That win the best

Gli spalti pieni per Kyrgios e i social vuoti per razzismo

Il tennis in Australia ci ricorda la bellezza dei tifosi, la Premier sogna il controllo preventivo sui tweet

Jack O'Malley

Se io dico che fare giocare Gareth Bale titolare in questo momento è  assurdo come fare interpretare Anna Bolena in una serie tv da una attrice nera (tutto vero), mi chiudono l’account? 

L’Australia è stata colonia britannica, non posso che provare simpatia per la provincia dell’Impero. Soprattutto dopo che venerdì mattina ci ha ricordato in modo prepotente che  lo sport con il pubblico dal vivo rispetto ai mesti spalti vuoti di questi mesi è come un bicchiere di vino ghiacciato sorseggiato  in una vasca da bagno bollente rispetto a  farsi il bidet in un fosso: i tifosi in delirio per lo show da fuori di testa del tennista di casa Nick Kyrgios agli Open d’Australia sono qualcosa che riconcilia con la vita, non soltanto con le manifestazioni sportive. Urla, boati, applausi, sudore, ormoni intrugliati e cori hanno trasformato quella che sarebbe stata probabilmente una spietata lezione di tattica dell’austriaco Dominic Thiem in una folle partita incerta fino all’ultimo game. Ma poiché le cose belle sono come gli allenatori del Genoa, non durano, ecco che durante il match tra Djokovic e Fritz si è assistito al più grande trionfo della burocrazia di questi giorni (dopo il governo Draghi, of course): poiché sono stati trovati ben TREDICI positivi al Covid in tutta Melbourne, si è deciso di chiudere gli spalti dell’Open per cinque giorni – il sogno erotico di Crisanti e Ricciardi.
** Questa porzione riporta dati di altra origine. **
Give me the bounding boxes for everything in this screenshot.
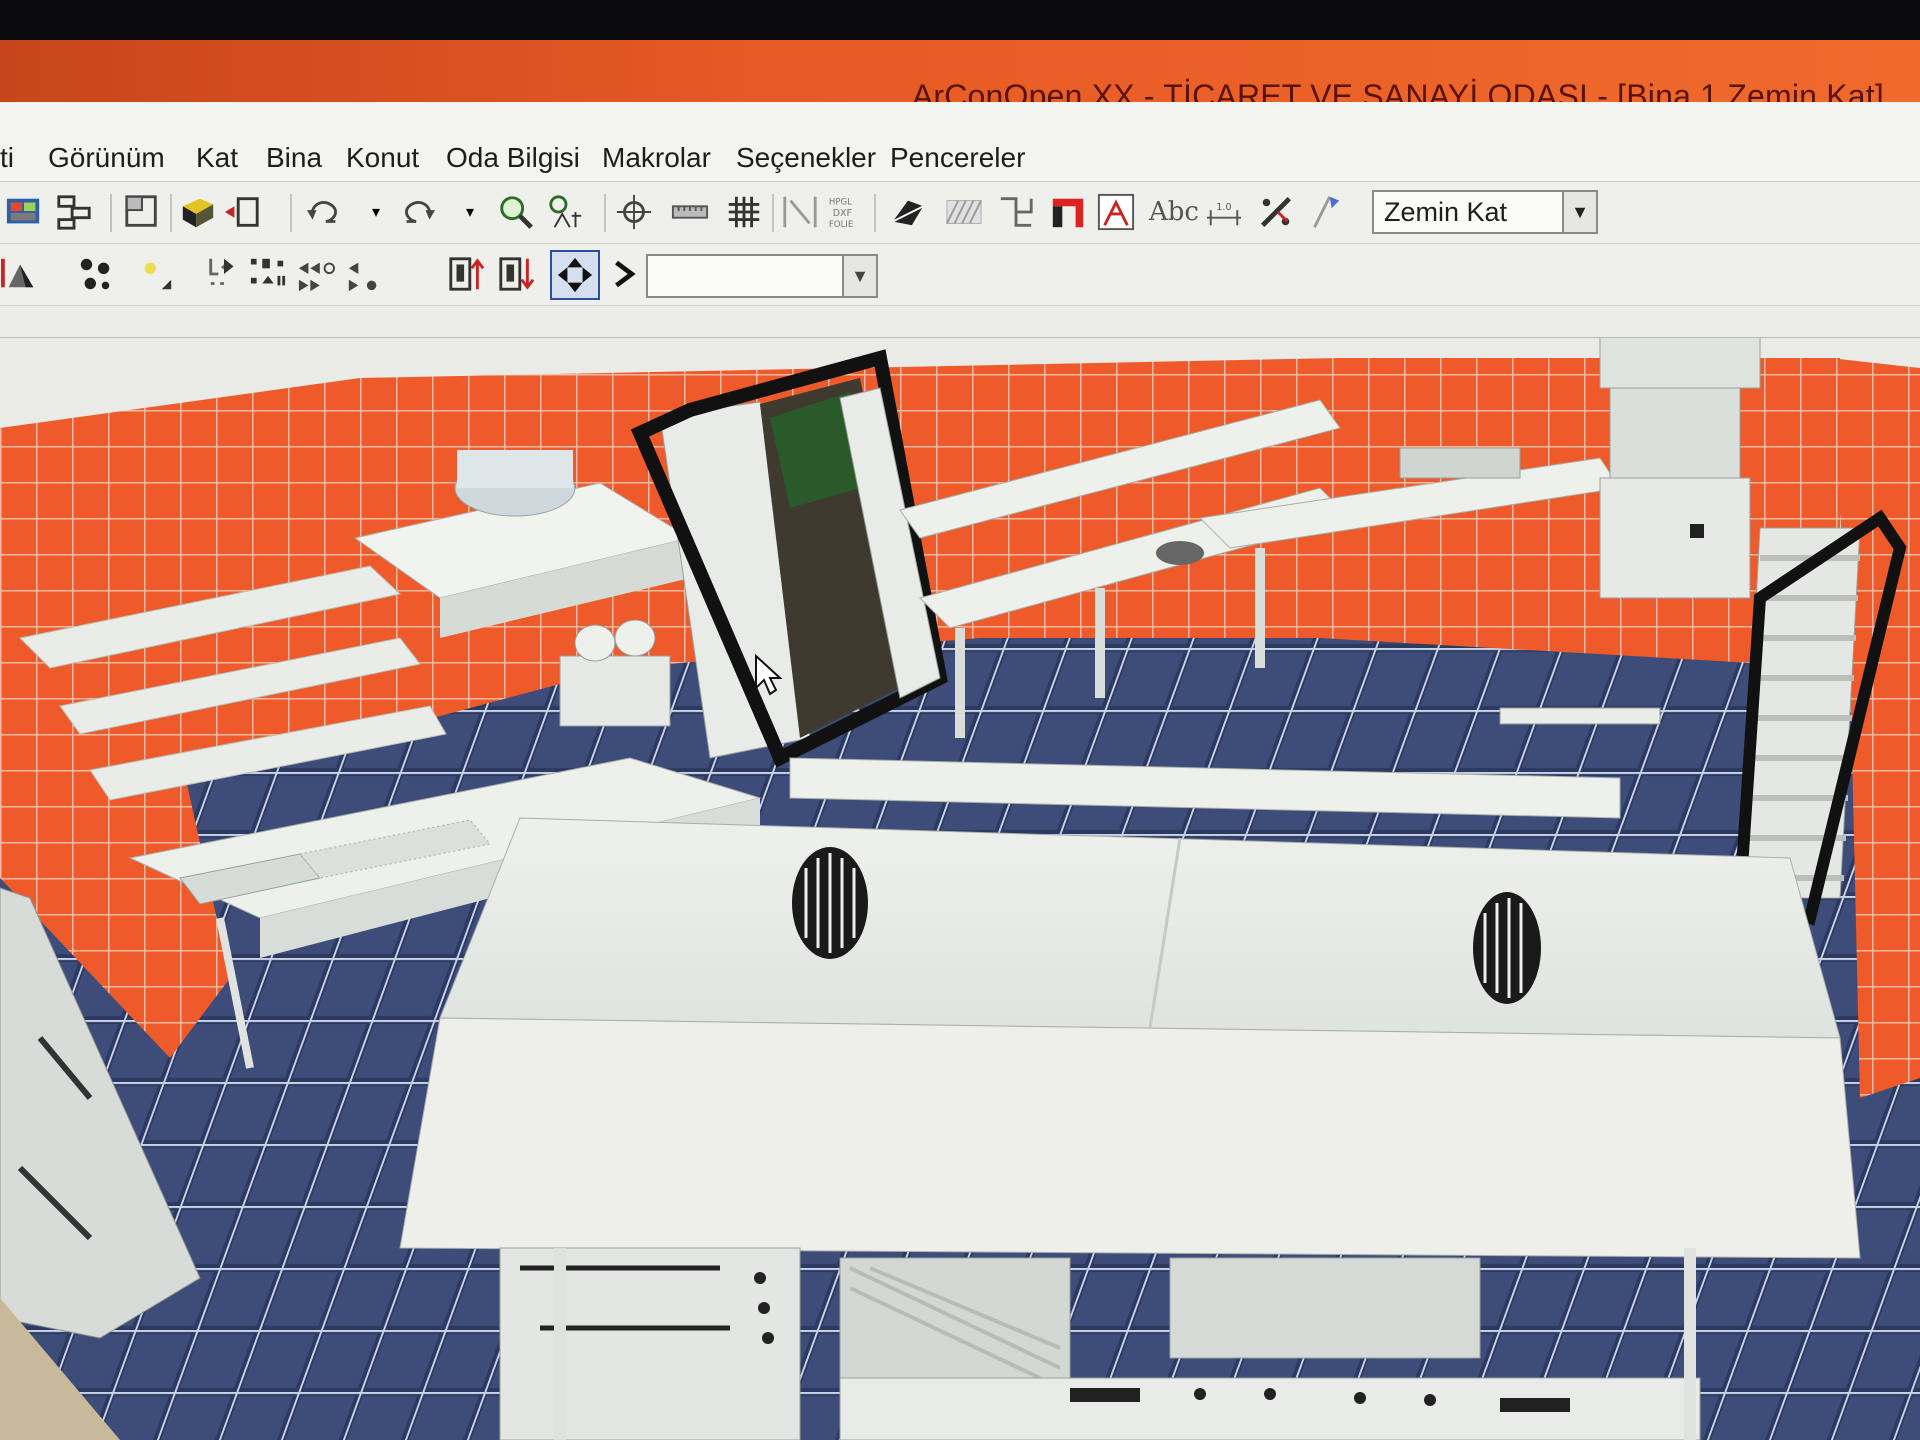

L’ordinanza partiva dalla mezzanotte, ed ecco che alle 23.30 tutti gli spettatori presenti sugli spalti della sfida fra il tennista serbo e l’americano sono stati invitati ad andarsene, in tempo per essere a casa entro le 23.59. L’urlo di Nole alla fine del quinto set è stato registrato soltanto da giudici, raccattapalle e telecamere, facendoci ripiombare nell’incubo dello sport ricattato dai lockdown e ammosciato dal legislatore-balia.
Ma poiché gli amici democratici ci insegnano che – ahem – “il vero virus è il razzismo”, ecco che la Premier League ha deciso di dire basta a insulti e offese dei tifosi sui social. Con una accorata lettera a Facebook, Instagram e Twitter, dirigenti, calciatori, calciatrici e varie associazioni di categoria hanno chiesto più controllo su tweet, post e commenti dai toni razzisti e sessisti verso arbitri, allenatori e atleti. La colpa, ci spiegano gli esperti, è naturalmente della Brexit, dei social e del lockdown: turbe di annoiati neonazionalisti si sfogano insultando via smartphone i giocatori di colore. Da qui la democratica richiesta di un filtro ai post razzisti PRIMA che vengano pubblicati, l’identificazione immediata degli autori e un trumpianissimo ban eterno dalle piattaforme social per i colpevoli. Tutto giusto, non si vede perché debba essere tollerato l’insulto razzista su bacheche o profili che possono leggere tutti. Già, ma qui c’è il problema: che cosa è razzista? Il “negru” del quarto uomo di Psg-Basaksehir no, ad esempio, nonostante due giorni di linciaggio social (ma guarda un po’) nei confronti del povero arbitro rumeno. E nemmeno il “negrito” di Cavani all’amico uruguaiano sotto a un post su Instagram che gli è costato una squalifica. Con che criterio un post verrebbe bloccato prima di essere pubblicato? E se io dico che fare giocare Gareth Bale titolare in questo momento è  assurdo come fare interpretare Anna Bolena in una serie tv da una attrice nera (tutto vero), mi chiudono l’account?